George was left with his fists balled for a fight and no one to swing at. She watched him with amusement as he tried to adjust. His relief almost outweighed his surprise.
“That show you like is coming on,” he said, glancing into their living room. “Come on and watch.”
Strutting out of the office, as if he were personally responsible for bringing her show onto the television. Little banty-legged bald-headed rooster, thinking he’d cowed the world with his crow. Well, hens laid eggs with or without a rooster.

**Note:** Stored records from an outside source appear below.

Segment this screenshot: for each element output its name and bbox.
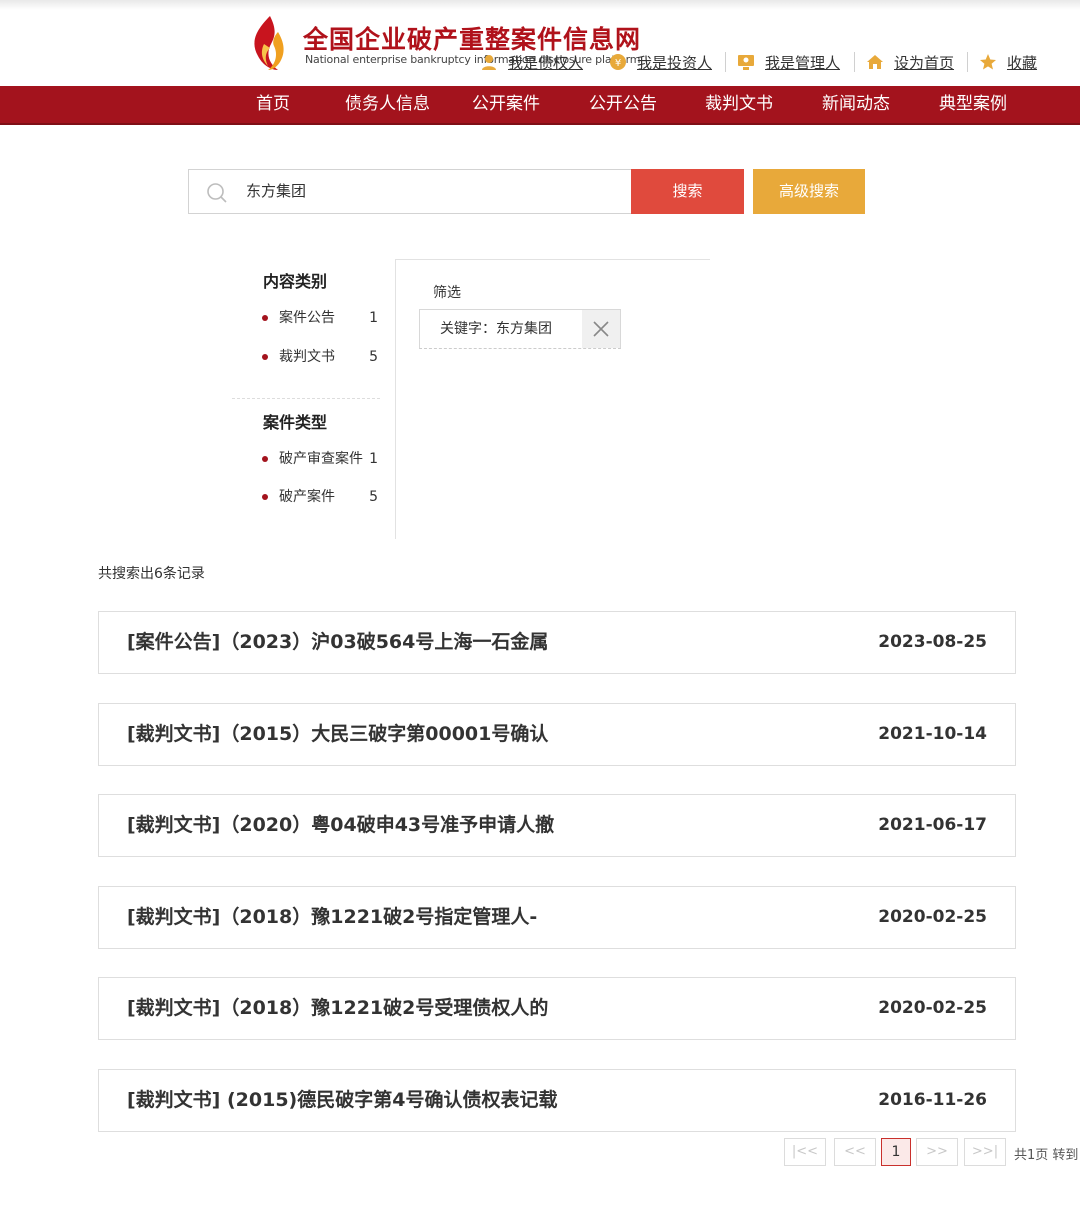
top-shade [0, 0, 1080, 10]
quick-link-favorite[interactable]: 收藏 [979, 52, 1037, 72]
result-item[interactable]: [裁判文书]（2015）大民三破字第00001号确认 2021-10-14 [98, 703, 1016, 766]
search-input[interactable] [246, 170, 616, 213]
filter-divider [232, 398, 380, 399]
quick-link-label: 收藏 [1007, 53, 1038, 72]
prev-page-button[interactable]: << [834, 1138, 876, 1166]
result-summary: 共搜索出6条记录 [98, 566, 205, 582]
keyword-filter-chip: 关键字：东方集团 [419, 309, 621, 349]
result-date: 2020-02-25 [878, 907, 987, 927]
quick-link-label: 设为首页 [894, 53, 955, 72]
result-title[interactable]: [裁判文书]（2018）豫1221破2号指定管理人- [127, 887, 537, 948]
result-title[interactable]: [裁判文书] (2015)德民破字第4号确认债权表记载 [127, 1070, 557, 1131]
nav-item-judgments[interactable]: 裁判文书 [705, 86, 773, 123]
current-page-button[interactable]: 1 [881, 1138, 911, 1166]
creditor-icon [482, 55, 496, 70]
quick-link-label: 我是投资人 [637, 53, 713, 72]
manager-icon [738, 55, 754, 70]
link-separator [854, 52, 855, 72]
active-filter-label: 筛选 [433, 285, 461, 301]
filter-panel-border [395, 259, 396, 539]
bullet-dot [262, 456, 268, 462]
home-icon [867, 55, 883, 69]
result-item[interactable]: [裁判文书]（2020）粤04破申43号准予申请人撤 2021-06-17 [98, 794, 1016, 857]
quick-link-creditor[interactable]: 我是债权人 [480, 52, 583, 72]
filter-item-label: 破产审查案件 [279, 451, 363, 467]
filter-item-count: 5 [369, 349, 378, 365]
result-date: 2016-11-26 [878, 1090, 987, 1110]
site-subtitle: National enterprise bankruptcy informati… [305, 53, 641, 66]
quick-link-manager[interactable]: 我是管理人 [737, 52, 840, 72]
first-page-button[interactable]: |<< [784, 1138, 826, 1166]
bullet-dot [262, 315, 268, 321]
link-separator [725, 52, 726, 72]
next-page-button[interactable]: >> [916, 1138, 958, 1166]
filter-item-bankruptcy-review[interactable]: 破产审查案件 1 [262, 449, 380, 469]
filter-item-judgment-doc[interactable]: 裁判文书 5 [262, 347, 380, 367]
result-title[interactable]: [案件公告]（2023）沪03破564号上海一石金属 [127, 612, 548, 673]
result-date: 2021-06-17 [878, 815, 987, 835]
result-item[interactable]: [裁判文书]（2018）豫1221破2号指定管理人- 2020-02-25 [98, 886, 1016, 949]
close-icon [593, 321, 609, 337]
filter-item-count: 1 [369, 451, 378, 467]
link-separator [967, 52, 968, 72]
remove-filter-button[interactable] [582, 310, 620, 348]
quick-link-investor[interactable]: ¥ 我是投资人 [609, 52, 712, 72]
filter-item-label: 裁判文书 [279, 349, 335, 365]
search-box [188, 169, 632, 214]
quick-link-homepage[interactable]: 设为首页 [866, 52, 954, 72]
quick-link-label: 我是管理人 [765, 53, 841, 72]
advanced-search-button[interactable]: 高级搜索 [753, 169, 865, 214]
content-category-title: 内容类别 [263, 272, 328, 291]
flame-logo-icon [254, 16, 284, 70]
investor-icon: ¥ [610, 54, 626, 70]
result-title[interactable]: [裁判文书]（2015）大民三破字第00001号确认 [127, 704, 548, 765]
site-title: 全国企业破产重整案件信息网 [303, 25, 642, 54]
bullet-dot [262, 354, 268, 360]
result-title[interactable]: [裁判文书]（2020）粤04破申43号准予申请人撤 [127, 795, 554, 856]
filter-chip-text: 关键字：东方集团 [440, 321, 552, 337]
quick-link-label: 我是债权人 [508, 53, 584, 72]
nav-item-public-cases[interactable]: 公开案件 [472, 86, 540, 123]
result-date: 2021-10-14 [878, 724, 987, 744]
result-item[interactable]: [裁判文书] (2015)德民破字第4号确认债权表记载 2016-11-26 [98, 1069, 1016, 1132]
filter-item-case-notice[interactable]: 案件公告 1 [262, 308, 380, 328]
result-date: 2020-02-25 [878, 998, 987, 1018]
search-icon [207, 183, 227, 203]
filter-item-label: 破产案件 [279, 489, 335, 505]
filter-item-count: 1 [369, 310, 378, 326]
nav-item-public-notices[interactable]: 公开公告 [589, 86, 657, 123]
main-nav: 首页 债务人信息 公开案件 公开公告 裁判文书 新闻动态 典型案例 [0, 86, 1080, 125]
result-date: 2023-08-25 [878, 632, 987, 652]
result-item[interactable]: [裁判文书]（2018）豫1221破2号受理债权人的 2020-02-25 [98, 977, 1016, 1040]
filter-item-label: 案件公告 [279, 310, 335, 326]
result-item[interactable]: [案件公告]（2023）沪03破564号上海一石金属 2023-08-25 [98, 611, 1016, 674]
bullet-dot [262, 494, 268, 500]
svg-text:¥: ¥ [615, 58, 621, 69]
case-type-title: 案件类型 [263, 413, 328, 432]
star-icon [980, 54, 996, 70]
nav-item-debtor-info[interactable]: 债务人信息 [345, 86, 430, 123]
result-title[interactable]: [裁判文书]（2018）豫1221破2号受理债权人的 [127, 978, 548, 1039]
filter-item-bankruptcy-case[interactable]: 破产案件 5 [262, 487, 380, 507]
filter-panel-top-border [395, 259, 710, 260]
filter-item-count: 5 [369, 489, 378, 505]
nav-item-home[interactable]: 首页 [256, 86, 290, 123]
last-page-button[interactable]: >>| [964, 1138, 1006, 1166]
nav-item-news[interactable]: 新闻动态 [822, 86, 890, 123]
nav-item-typical-cases[interactable]: 典型案例 [939, 86, 1007, 123]
search-button[interactable]: 搜索 [631, 169, 744, 214]
pagination-info: 共1页 转到 [1014, 1148, 1079, 1163]
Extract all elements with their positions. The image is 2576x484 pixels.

Everyone knew that—except maybe the roosters.
Ash lay on the backseat of the car, hidden under the blanket. The blanket was coarse and cheap, stolen long ago from some motel or other, and it had been used for a dozen purposes over the years, every one of which Ash could smell when the itchy cloth covered his face and nose. There was the odor of grease and oil upon the blanket, the smell of the spare tire against which the blanket was usually stored in the trunk of the car, the scent of grass, and even of Dee herself, who had often been wrapped in the blanket while she lay inert and mournful during her bad times. Ash could catch whiffs of himself, not only now but from the other times he had hidden under here, waiting for Dee to give the signal to come out.